2016年1月15日金曜日

最大公約数

某進学塾在籍時の教えです。「大多数のニーズに答え、少人数意見は切り捨てる」という意味です。端的に言うと、落ちこぼれは切り捨てろ、ですね。私の方針は真逆なので、当時雇われの身であり違和感を覚えつつ自己責任の範疇で補講をやっていました。若かった私は次の人がやりにくくなることを全く考慮しませんでした。つまり、過剰な補講に慣れた生徒・保護者にしてみれば後任者が平均以上の面倒見でも満足せず「面倒見が悪くなった」と不満を感じるわけですね。少し大人になりました笑
 
そしてOneSelfを立ち上げて15年が過ぎようとしていますが、理想は高くなり、それに近づいては更に上を見て…ループ中です。ウチでお預かりしている8割以上の子どもは普通に伸びます。残りの2割は伸び悩み、それが非常に気になるわけです。そんなとき、まずは分析を始めます。消去法ですが「先天的な(ADHD、LD、ASなど)ものがないかどうか、最近の精神・健康状態はどうか、それらを細分化して対処を考えます。
 
ところで、ワンセは少しマイルドになりました。

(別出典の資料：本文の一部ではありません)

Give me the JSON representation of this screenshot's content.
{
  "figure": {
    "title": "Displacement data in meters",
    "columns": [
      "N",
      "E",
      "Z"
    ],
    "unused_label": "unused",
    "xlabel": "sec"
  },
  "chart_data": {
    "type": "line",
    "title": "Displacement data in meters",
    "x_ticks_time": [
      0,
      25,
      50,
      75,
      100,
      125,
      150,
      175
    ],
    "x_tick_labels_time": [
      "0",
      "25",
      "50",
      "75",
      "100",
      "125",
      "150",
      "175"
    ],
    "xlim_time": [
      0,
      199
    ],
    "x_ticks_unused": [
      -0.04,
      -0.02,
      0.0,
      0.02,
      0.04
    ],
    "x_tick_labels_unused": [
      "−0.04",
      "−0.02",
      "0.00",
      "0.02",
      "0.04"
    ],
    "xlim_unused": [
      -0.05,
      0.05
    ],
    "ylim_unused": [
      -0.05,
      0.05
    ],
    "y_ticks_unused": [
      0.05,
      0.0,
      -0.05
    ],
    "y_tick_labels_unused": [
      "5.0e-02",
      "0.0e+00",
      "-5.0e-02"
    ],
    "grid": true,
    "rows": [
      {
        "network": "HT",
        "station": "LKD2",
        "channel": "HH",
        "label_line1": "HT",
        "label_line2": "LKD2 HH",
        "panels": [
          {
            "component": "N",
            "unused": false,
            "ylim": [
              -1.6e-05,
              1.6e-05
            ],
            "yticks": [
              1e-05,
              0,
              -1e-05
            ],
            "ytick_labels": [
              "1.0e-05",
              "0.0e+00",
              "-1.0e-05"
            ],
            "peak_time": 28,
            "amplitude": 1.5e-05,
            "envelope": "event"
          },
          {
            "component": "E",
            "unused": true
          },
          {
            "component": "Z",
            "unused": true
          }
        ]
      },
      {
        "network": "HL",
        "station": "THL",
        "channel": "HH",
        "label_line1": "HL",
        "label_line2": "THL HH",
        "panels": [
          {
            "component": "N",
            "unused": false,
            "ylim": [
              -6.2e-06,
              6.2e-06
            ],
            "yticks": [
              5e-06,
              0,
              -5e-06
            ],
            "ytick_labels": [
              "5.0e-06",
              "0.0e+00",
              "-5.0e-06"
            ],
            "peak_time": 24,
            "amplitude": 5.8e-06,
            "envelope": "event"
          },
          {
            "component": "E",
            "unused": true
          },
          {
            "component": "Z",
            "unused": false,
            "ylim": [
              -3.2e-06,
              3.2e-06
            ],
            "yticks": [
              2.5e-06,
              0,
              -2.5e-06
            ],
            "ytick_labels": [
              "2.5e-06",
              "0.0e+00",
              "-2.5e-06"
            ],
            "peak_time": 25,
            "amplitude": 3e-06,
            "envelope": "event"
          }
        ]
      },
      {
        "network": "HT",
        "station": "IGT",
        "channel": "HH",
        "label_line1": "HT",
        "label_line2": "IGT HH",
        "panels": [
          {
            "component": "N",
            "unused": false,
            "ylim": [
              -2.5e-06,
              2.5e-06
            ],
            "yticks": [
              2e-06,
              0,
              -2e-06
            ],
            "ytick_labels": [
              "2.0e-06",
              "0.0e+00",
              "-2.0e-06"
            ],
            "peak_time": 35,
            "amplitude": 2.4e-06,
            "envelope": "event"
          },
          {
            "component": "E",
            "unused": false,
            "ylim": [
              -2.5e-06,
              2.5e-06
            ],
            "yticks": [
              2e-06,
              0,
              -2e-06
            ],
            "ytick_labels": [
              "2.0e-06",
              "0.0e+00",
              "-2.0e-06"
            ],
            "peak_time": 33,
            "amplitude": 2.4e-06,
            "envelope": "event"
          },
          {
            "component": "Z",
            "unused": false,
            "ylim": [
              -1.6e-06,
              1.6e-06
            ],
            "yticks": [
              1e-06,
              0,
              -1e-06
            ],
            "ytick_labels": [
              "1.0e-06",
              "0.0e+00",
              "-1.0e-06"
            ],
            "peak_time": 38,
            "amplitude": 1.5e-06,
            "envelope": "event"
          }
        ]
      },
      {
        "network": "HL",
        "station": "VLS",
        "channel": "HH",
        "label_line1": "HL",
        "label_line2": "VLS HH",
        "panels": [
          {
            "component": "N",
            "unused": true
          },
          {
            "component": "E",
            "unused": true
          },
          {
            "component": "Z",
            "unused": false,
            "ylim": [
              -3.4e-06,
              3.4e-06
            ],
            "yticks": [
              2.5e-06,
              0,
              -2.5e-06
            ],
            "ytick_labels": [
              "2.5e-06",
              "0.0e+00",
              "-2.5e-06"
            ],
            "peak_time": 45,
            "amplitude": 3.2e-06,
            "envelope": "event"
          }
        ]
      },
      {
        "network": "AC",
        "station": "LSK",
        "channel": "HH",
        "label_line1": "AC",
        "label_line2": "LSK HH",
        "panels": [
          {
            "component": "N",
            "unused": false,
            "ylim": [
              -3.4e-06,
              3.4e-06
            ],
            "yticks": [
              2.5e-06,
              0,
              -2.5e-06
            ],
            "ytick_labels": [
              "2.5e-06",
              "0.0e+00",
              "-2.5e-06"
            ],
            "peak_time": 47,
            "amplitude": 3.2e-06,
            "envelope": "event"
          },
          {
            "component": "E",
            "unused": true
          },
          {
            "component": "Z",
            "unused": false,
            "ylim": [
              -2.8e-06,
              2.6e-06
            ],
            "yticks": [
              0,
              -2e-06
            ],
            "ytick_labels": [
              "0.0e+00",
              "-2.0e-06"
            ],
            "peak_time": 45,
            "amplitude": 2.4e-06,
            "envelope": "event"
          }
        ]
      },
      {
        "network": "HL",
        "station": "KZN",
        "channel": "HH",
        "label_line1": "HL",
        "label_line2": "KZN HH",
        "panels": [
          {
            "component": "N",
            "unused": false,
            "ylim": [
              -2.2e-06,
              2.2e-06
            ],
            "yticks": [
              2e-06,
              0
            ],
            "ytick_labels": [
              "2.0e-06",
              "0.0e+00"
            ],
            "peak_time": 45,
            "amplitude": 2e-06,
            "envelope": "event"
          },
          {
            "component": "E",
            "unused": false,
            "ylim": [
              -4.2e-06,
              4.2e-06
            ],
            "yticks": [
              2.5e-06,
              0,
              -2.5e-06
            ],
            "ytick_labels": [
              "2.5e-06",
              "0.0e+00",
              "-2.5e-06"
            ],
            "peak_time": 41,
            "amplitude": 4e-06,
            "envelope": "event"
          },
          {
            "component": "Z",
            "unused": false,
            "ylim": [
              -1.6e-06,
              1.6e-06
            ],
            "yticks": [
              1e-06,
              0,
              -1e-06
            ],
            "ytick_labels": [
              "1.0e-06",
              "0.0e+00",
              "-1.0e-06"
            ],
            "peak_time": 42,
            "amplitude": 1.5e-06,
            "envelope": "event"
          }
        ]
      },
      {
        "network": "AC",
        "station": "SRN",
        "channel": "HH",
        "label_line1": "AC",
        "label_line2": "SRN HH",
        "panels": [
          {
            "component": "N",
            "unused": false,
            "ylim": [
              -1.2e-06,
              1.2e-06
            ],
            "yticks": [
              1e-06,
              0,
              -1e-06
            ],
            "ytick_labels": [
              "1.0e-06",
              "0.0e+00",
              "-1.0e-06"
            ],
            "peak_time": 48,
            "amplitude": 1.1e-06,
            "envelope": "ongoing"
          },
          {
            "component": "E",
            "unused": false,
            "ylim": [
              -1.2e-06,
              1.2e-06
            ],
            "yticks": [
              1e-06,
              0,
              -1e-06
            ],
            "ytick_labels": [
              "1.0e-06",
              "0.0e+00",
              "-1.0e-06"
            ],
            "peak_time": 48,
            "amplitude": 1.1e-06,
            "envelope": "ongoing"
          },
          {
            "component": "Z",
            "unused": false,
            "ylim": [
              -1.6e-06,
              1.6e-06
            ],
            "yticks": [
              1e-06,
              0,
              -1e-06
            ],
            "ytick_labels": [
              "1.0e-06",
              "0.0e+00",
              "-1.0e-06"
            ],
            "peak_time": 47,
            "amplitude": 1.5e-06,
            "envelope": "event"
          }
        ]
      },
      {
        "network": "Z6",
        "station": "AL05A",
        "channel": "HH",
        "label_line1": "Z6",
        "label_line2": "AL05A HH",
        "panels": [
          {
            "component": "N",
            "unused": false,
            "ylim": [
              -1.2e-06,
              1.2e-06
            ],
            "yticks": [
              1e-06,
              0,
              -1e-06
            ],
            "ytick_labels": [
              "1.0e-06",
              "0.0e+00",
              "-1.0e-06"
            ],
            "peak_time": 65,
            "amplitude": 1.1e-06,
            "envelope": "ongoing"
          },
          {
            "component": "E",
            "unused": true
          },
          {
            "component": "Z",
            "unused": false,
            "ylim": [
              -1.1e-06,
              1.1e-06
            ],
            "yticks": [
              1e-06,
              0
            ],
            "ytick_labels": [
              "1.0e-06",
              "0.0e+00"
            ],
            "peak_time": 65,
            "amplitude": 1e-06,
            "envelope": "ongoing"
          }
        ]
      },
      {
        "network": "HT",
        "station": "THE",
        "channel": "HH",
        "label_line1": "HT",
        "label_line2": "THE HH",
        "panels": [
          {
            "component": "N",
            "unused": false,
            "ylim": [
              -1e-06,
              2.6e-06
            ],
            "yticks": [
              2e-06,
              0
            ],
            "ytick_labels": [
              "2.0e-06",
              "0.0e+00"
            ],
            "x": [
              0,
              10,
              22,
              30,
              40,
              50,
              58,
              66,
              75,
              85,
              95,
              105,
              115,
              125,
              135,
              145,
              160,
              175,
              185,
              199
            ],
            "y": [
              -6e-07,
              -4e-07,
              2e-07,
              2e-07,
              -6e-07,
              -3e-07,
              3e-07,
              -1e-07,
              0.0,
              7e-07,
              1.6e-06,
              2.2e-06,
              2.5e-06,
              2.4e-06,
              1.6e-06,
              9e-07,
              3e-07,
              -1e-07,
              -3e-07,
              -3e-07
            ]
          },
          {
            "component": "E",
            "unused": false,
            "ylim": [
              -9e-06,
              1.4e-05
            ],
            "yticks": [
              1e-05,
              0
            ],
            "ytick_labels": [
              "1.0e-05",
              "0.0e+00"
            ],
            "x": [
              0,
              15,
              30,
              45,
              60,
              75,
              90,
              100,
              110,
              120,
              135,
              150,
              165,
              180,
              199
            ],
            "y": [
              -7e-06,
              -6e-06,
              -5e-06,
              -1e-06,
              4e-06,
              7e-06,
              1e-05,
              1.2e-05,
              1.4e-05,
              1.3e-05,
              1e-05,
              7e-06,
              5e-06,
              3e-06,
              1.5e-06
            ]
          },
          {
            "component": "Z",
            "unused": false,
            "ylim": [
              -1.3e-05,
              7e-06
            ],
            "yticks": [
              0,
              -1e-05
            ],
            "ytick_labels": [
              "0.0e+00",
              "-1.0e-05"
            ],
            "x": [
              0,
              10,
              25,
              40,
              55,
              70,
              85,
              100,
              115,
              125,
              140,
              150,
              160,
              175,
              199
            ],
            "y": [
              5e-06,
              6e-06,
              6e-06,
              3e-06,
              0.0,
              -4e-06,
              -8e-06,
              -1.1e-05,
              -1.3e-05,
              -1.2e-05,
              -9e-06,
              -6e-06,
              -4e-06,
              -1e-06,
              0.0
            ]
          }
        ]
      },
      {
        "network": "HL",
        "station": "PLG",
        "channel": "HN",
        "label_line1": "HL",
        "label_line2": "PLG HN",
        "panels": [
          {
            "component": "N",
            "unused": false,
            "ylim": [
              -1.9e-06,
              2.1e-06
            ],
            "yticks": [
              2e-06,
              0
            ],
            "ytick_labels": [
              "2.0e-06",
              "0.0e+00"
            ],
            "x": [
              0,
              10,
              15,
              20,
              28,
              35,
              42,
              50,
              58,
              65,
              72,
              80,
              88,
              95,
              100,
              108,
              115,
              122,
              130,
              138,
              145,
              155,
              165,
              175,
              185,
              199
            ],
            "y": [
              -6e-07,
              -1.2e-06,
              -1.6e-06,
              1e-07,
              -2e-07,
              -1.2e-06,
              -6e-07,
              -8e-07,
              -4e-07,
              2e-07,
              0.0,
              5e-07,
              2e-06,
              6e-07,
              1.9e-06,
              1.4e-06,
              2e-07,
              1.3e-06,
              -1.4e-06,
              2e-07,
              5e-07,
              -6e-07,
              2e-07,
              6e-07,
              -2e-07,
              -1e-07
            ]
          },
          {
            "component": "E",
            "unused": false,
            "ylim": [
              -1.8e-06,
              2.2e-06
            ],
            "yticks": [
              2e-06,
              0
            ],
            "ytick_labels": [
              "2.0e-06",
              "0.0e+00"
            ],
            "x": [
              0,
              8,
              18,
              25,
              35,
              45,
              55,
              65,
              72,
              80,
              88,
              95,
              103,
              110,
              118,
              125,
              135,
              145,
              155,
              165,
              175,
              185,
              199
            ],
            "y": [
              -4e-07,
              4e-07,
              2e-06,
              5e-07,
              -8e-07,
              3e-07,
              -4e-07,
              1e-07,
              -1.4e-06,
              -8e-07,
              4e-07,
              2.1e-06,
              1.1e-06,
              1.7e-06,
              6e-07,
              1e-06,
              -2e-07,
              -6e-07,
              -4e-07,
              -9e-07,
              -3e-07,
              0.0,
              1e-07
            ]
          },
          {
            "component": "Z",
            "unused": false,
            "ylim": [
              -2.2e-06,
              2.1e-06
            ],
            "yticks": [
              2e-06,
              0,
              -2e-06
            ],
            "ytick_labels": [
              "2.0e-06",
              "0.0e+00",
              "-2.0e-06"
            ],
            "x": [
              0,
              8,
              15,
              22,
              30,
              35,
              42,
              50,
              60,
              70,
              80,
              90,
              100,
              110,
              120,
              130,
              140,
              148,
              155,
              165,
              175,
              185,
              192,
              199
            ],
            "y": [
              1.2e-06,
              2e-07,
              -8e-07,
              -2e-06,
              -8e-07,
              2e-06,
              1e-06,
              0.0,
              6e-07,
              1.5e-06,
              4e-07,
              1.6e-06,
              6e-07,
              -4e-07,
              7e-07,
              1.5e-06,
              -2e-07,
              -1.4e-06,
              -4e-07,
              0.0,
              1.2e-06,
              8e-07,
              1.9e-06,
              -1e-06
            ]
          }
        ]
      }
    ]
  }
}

20年前のような精神論は通用しない時代になっていますから。桜宮高校の体罰による自殺問題も拍車をかけました。果たして全生徒平均や合格実績は上昇しています。唯一下がっているデータが「途中入塾生の成績上昇率」です。最高値は144点でしたが、ここ数年は120点前後です。ただ、この数値でも他塾の追随は全く許さない状況だと確信しています。暗記に対する追い込み力が弱くなっているのでしょう。(弱くなってこれか、と思われるかたのほうが多いと思います)ここでも大幅に成績が上昇していない子や、その親御様に申し訳ない気持ちになります。
 
「アットホームで温かさの中に厳しさがある塾」は変わりません。でも、やはり100人お預かりすれば100通りのアプローチの仕方があります。だって「子育て」ですから。前述の「分析」の結果にどれだけ自分が首を突っ込んでいいの迷うことが時折あります。「愛情」を全面的に押していますがもちろん血のつながりはありません。「親でないのに…」どこまで私に任せていただけるのかで対処法は変わってきます。指導の基本は「わが子に躾・教育するのと同じ感覚」で接することです。
 
ただ、子どもたちの特性の中でLDやアスペルガー、病院に行くと診断はされないけれど何らかの異変を感じたり、病名のつかない何らかの一時的なアクシデントに見舞われているケースがあります。また、成長期になり今までと同じ接し方では問題がある場合もあります。そして、それを周囲の大人が気づかない場合、子どもたちは真っ暗な道を光のない状態で放り出されているような心境で苦しいのに気づいてもらえないのです。
 
こんなとき、親御様に伝えるのかどうか悩みます。そして、告知した責任をもてないという理由で大半はお伝えしません。でも、私は手探りでその子にあったオリジナルの処方箋を探します。塾ですから勉強を見ればいい。でも教育者として気づいたことがあれば対処したい。マイルドになり力業で勉強させる機会は減り、即効性は弱くなりました。ただ、一人ひとりにかける思いは今までもこれからも変わりません。